At 37signals, the software company I co-founded, we like to keep one particular figure in mind:$150 a month.

What's so special about $150? That's the most that any single customer can pay for Basecamp, our Web-based project-management and collaboration app. It doesn't matter if you're a company of 100,000 or a sole proprietor working at your kitchen table--$150 a month is our top pricing tier. And that's not $150 a month per person. It's $150 a month. Every Basecamp account includes unlimited users.

(...)

But doesn't the simple strategy we've chosen at 37signals leave money on the table? Why turn down someone who wants to pay you thousands of dollars a month? Good questions.
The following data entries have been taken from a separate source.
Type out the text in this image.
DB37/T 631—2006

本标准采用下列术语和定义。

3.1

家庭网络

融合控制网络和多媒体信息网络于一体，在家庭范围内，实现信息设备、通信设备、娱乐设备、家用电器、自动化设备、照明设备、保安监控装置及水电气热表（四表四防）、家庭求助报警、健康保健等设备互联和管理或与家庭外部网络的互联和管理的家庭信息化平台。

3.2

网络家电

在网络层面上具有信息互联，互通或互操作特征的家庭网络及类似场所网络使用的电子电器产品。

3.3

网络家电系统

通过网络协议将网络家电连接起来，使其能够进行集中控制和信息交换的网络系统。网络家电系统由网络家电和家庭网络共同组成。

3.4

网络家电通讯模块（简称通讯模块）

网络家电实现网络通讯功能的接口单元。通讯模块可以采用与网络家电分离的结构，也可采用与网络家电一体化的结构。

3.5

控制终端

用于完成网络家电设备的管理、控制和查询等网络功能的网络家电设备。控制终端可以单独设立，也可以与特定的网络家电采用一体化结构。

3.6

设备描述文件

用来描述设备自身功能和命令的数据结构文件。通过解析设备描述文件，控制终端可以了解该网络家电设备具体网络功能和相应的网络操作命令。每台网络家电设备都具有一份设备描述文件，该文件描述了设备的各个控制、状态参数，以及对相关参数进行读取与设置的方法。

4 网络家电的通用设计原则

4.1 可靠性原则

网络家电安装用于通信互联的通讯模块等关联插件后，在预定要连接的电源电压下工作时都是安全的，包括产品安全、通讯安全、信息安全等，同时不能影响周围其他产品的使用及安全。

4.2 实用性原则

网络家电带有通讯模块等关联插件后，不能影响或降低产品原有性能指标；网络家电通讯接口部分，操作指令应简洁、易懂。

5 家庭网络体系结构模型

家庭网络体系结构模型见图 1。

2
We're probably leaving money on the table. But we're also leaving complexity on the table. And complexity is like a leak in your roof. It starts small. But over time, it does real damage. And once that damage has begun, it's hard to stop. Best not to let it in in the first place.

That's one way to see it, and it's certainly working out for 37Signals in their specific market. Then again, a company like SAP or Salesforce.com can make more money in a single large customer deployment than 37Signals makes in several years of operations. I wouldn't want to be running Salesforce either, but as usual, 37Signals paints as an absolute truth what is really a personal preference or a contextual choice. Always be aware of this tendency when taking your advice from 37Signals.